Britain is the main export destination for pigmeat and the weak euro in 2015 helped drive this trade. It increased by 6% to 90,000t, with a value close to €350m. This is over 60% of the total value of pigmeat exports in 2015. According to Bord Bia, there was a strong increase in shipments to Germany, Sweden, Italy and France, but a decline in sales to Denmark and Belgium. Overall exports to the continent were 60,000t, but the value of this trade fell by 6% to just over €90m.
The impact of losing the Russian market truly kicked in last year. It has been replaced by development of alternative non-EU markets, particularly in China, which is Ireland’s second-largest volume export market on 40,000t, worth an estimated €140m. Other Asian markets and Australia take a further 40,000t and combined these non EU markets are worth an estimated €130m.
Prospects
The huge take-up of the APS scheme in the main pig-exporting countries with lower pig prices than Ireland suggests that the market cannot handle current production. In the midst of the gloom, the one piece of positive news for Ireland is the development of the Chinese market, with 2015 sales up 40% on the year before.
Increased global supplies from the US, Canada and Brazil means that export markets will be well supplied in the year ahead. However, if progress could be made on Russia, it would have a positive impact on the Irish and EU industry. Even partial access for pork fat, lard and offal, which are not subject to the trade embargo, would be a help. These products made up 350,000t of the 850,000t exported by EU countries prior to the ban imposed by Russia in January 2014 in response to African Swine Fever (ASF) outbreaks in the Baltics and Poland.

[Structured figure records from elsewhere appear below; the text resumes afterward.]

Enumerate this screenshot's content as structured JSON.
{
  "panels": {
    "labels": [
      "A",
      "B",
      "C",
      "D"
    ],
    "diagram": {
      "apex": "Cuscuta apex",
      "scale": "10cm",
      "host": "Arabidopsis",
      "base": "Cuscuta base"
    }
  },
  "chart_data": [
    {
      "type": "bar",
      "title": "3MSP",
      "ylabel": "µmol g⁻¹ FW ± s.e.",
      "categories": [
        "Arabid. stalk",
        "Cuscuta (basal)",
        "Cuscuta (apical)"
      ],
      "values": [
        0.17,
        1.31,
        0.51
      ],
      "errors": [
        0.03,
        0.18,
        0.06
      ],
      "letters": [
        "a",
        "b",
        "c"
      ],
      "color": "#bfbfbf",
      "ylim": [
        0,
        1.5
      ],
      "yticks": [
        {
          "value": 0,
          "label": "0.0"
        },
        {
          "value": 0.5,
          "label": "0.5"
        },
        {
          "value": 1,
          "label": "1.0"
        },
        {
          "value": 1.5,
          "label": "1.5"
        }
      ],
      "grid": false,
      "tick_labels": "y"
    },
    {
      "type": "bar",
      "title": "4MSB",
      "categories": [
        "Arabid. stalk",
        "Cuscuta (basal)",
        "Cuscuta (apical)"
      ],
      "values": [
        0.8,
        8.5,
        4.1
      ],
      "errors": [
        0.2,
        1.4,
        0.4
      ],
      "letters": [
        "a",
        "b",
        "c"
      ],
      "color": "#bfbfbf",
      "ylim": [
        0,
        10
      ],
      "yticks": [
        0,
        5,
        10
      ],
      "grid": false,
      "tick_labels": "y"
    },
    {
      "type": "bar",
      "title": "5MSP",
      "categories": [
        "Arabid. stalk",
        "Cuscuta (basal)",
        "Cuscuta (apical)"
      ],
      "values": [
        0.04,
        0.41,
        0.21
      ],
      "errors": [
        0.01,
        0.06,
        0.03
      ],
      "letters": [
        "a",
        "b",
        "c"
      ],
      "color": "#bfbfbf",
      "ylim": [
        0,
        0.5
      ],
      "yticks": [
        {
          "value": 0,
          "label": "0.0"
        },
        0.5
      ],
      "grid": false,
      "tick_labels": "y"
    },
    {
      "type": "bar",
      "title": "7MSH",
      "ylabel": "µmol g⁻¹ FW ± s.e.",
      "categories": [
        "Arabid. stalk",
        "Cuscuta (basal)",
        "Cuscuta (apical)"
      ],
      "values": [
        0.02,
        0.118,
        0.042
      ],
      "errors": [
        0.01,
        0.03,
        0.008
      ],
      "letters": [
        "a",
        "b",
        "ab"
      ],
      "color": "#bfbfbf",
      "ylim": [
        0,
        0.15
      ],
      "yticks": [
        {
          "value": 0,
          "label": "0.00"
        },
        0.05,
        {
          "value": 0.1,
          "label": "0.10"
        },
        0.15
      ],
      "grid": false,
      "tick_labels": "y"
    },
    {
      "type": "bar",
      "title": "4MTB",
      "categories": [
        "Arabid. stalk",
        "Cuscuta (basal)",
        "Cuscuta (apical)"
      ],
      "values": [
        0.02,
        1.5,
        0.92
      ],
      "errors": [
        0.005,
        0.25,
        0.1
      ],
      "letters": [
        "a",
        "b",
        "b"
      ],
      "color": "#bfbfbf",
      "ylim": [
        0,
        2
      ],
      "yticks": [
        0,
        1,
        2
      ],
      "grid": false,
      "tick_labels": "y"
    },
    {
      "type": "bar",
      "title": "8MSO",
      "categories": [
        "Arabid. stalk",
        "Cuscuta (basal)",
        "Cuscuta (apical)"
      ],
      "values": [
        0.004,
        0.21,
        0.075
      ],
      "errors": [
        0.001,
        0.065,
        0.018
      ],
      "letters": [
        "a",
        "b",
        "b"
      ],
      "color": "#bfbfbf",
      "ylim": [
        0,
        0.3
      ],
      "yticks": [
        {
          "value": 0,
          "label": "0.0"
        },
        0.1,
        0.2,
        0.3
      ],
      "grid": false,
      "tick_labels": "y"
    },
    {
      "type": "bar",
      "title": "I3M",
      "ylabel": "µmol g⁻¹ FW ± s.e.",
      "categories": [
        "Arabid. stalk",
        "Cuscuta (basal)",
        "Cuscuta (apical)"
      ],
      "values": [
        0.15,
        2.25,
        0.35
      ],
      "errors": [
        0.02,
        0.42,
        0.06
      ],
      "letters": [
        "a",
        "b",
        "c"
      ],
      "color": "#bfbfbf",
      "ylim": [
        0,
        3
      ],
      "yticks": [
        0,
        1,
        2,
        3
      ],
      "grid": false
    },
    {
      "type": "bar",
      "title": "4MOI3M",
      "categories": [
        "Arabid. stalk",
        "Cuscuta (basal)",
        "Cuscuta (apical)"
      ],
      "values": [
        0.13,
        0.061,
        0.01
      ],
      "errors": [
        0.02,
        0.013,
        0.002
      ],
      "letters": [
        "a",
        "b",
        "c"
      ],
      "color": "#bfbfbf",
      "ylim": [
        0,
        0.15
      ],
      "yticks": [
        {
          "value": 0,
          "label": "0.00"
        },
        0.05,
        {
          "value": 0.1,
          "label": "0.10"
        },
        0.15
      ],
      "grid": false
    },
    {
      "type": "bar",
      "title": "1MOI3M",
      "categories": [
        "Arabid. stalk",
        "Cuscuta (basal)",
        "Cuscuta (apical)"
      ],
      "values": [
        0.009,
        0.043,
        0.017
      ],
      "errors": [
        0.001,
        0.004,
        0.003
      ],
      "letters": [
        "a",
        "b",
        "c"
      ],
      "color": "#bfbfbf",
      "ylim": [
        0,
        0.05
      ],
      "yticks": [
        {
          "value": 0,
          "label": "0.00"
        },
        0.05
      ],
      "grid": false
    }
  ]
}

Russia has refused to treat the EU regions differently and it has been referred to the WTO. These products were excluded by the EU from the trade sanctions imposed in response to Russian activities in the Crimea and Ukraine, so it is a technical issue. The EU farm organisation COPA-COGECA has called on commission president Jean-Claude Juncker to step up “technical negotiations” with Russia to get access for these products.